Cypress Point Condominium Ass’n, Inc. v. Adria Towers, LLC, 441 N.J. Super. 369 (App. Div. 2015). A condominium association sued multiple parties, including insurers under commercial general liability (“CGL”) insurance policies, for consequential damages arising out of defective construction work performed by subcontractors. An insurer moved for summary judgment on the ground that there was no “property damage” or “occurrence,” as required to trigger coverage under the CGL insurance policies that that carrier and another one had issued with identical language. The Law Division agreed. Plaintiff appealed, and the Appellate Division reversed. Judge Fasciale wrote the panel’s opinion, which applied de novo review to the purely legal question of the proper interpretation of the insurance policy at issue.

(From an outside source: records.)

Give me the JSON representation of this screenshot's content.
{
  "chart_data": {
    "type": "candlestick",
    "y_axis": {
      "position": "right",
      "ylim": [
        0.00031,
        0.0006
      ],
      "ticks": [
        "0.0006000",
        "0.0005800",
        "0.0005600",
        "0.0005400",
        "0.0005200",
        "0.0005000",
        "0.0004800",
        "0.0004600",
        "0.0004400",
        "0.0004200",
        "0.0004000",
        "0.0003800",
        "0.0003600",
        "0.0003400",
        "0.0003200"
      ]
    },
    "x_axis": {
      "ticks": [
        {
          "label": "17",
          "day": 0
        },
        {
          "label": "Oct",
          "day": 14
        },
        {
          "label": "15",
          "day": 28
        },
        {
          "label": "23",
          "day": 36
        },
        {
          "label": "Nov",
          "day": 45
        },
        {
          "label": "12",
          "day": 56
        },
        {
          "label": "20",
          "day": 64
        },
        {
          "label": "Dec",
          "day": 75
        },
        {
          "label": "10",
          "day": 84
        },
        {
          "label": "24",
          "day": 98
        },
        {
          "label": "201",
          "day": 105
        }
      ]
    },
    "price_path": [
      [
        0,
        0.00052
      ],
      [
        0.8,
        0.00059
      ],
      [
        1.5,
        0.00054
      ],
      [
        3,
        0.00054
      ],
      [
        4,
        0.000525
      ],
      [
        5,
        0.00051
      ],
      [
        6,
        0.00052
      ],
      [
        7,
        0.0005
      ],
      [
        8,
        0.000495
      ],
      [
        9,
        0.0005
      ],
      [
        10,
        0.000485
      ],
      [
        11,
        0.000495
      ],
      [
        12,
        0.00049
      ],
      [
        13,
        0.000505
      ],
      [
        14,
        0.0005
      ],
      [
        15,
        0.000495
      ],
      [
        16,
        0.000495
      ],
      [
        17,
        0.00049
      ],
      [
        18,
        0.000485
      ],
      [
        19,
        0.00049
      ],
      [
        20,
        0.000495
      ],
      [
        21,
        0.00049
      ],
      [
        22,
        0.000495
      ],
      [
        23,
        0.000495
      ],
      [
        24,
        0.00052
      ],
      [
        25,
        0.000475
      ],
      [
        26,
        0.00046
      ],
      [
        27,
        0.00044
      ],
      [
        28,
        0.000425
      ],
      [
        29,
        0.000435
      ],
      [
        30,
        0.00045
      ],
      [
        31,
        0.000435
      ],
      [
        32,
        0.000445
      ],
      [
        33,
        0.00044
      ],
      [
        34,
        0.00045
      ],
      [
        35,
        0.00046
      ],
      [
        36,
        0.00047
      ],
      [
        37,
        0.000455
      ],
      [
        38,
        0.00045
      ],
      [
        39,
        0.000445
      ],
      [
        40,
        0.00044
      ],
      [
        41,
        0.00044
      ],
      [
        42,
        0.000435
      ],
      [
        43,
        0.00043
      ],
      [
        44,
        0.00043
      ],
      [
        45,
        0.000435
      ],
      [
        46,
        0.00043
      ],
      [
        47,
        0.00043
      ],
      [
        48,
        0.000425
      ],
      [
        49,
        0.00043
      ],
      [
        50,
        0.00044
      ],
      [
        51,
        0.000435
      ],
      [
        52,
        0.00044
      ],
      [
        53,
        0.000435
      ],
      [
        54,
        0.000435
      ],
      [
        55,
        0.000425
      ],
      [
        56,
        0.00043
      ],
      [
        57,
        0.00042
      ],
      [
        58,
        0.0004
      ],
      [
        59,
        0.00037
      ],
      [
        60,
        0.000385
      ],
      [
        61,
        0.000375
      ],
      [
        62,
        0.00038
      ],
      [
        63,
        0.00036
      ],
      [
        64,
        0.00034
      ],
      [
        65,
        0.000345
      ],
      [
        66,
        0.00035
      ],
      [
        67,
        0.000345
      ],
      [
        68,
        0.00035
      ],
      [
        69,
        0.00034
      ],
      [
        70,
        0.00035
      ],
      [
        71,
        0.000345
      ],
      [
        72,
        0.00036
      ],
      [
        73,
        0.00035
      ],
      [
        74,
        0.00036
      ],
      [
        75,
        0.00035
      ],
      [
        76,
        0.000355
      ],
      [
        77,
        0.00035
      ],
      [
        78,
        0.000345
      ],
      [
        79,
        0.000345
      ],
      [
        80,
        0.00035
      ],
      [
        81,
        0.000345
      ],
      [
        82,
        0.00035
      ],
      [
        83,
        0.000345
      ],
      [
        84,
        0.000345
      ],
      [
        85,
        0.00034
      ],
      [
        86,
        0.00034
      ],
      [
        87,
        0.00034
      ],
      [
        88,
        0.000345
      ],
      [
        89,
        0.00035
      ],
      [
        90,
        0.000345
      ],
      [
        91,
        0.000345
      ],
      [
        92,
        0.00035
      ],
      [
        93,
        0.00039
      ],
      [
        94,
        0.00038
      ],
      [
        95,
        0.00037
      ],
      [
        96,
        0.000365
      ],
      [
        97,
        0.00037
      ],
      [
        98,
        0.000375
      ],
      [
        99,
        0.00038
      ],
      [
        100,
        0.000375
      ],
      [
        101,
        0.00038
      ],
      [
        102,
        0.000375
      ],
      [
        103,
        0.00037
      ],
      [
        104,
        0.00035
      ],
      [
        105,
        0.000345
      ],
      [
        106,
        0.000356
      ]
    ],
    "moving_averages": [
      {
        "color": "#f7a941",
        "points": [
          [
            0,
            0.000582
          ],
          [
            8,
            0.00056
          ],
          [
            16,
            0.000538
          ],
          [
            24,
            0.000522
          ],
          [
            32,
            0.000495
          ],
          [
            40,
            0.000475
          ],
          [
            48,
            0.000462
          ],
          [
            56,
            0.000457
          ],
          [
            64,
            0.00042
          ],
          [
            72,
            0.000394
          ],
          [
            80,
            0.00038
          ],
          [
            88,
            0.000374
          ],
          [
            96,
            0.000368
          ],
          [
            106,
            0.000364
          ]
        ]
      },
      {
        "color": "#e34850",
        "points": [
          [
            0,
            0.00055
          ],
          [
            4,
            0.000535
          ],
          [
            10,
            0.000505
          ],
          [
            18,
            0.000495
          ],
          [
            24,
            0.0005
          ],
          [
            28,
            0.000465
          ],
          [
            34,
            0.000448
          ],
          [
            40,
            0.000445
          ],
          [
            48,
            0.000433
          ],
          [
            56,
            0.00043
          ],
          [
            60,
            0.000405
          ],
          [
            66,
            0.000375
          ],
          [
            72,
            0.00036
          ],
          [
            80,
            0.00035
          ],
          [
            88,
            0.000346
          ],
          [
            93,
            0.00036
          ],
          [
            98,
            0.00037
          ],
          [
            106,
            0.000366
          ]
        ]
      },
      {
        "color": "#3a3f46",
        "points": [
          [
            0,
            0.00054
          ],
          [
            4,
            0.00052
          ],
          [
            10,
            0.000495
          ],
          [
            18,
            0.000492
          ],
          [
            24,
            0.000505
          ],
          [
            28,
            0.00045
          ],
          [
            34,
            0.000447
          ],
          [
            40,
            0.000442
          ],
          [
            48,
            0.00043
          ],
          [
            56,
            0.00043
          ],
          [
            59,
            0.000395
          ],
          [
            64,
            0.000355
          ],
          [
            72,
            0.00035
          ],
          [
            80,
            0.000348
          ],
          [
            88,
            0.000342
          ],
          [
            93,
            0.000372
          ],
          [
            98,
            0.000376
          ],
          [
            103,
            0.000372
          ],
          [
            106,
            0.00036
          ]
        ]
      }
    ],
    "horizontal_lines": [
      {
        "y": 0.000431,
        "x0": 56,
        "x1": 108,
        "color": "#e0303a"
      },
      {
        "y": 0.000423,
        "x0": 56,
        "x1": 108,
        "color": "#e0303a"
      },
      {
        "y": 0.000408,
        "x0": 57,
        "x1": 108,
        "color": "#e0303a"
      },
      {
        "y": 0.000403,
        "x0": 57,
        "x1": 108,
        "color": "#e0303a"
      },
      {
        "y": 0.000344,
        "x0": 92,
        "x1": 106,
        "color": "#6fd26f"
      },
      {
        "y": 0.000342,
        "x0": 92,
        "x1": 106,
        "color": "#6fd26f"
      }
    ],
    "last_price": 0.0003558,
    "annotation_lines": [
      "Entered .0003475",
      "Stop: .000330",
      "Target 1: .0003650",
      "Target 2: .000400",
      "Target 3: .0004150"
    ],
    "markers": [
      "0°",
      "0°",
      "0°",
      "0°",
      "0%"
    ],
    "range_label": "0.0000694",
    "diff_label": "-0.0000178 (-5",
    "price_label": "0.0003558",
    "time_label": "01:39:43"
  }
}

The panel interpreted the plain language of the policy, read as a whole, language which followed the 1986 standard CGL form of the Insurance Services Office, Inc. (“ISO”). Judge Fasciale also applied the reasonable expectations of the developer that, “for insurance risk purposes, the subcontractors’ faulty workmanship is to be treated differently than the work of a general contractor.” He distinguished the two key cases on which the Law Division had relied, Weedo v. Stone-E-Brick, Inc., 81 N.J. 233 (1979), and Firemen’s Insurance Co. of Newark v. National Union Fire Ins. Co., 387 N.J. Super. 434 (App. Div. 2006). Those cases had construed a 1973 ISO form that had different language than did the 1986 ISO form at issue here, including a different definition of “occurrence.” They also “involved only replacement costs flowing from a business risk, rather than consequential damages caused by defective work.”
Judge Fasciale also found persuasive cases from other jurisdictions. “[T]he majority rule [currently] is that construction defects [causing consequential damages] constitute ‘occurrences.'” The Supreme Court of Florida, which had distinguished Weedo in addressing this same issue, and the Fourth Circuit Court of Appeals were among the cases that the panel here cited in further support of its result. The Law Division had relied on a not precedential decision of the Third Circuit that was premised on Firemen’s, an approach that Judge Fasciale found to be “respectfully misplaced” given that Firemen’s had involved different language.
The Appellate Division did not, however, decide that plaintiff was entitled to coverage. The insurers had invoked policy exclusions that they claimed would bar coverage even if the consequential damages were found to be “property damage” or an “occurrence” as defined by the 1986 ISO form. The Law Division had not addressed any of the claimed exclusions, and Judge Fasciale declined to exercise original jurisdiction to do so on appeal, since such original jurisdiction is to be exercised only with “great frugality” and not when “there is a need to weigh evidence anew or make independent factual findings.” Accordingly, the case was remanded to the Law Division for consideration of whether policy exclusions might bar coverage.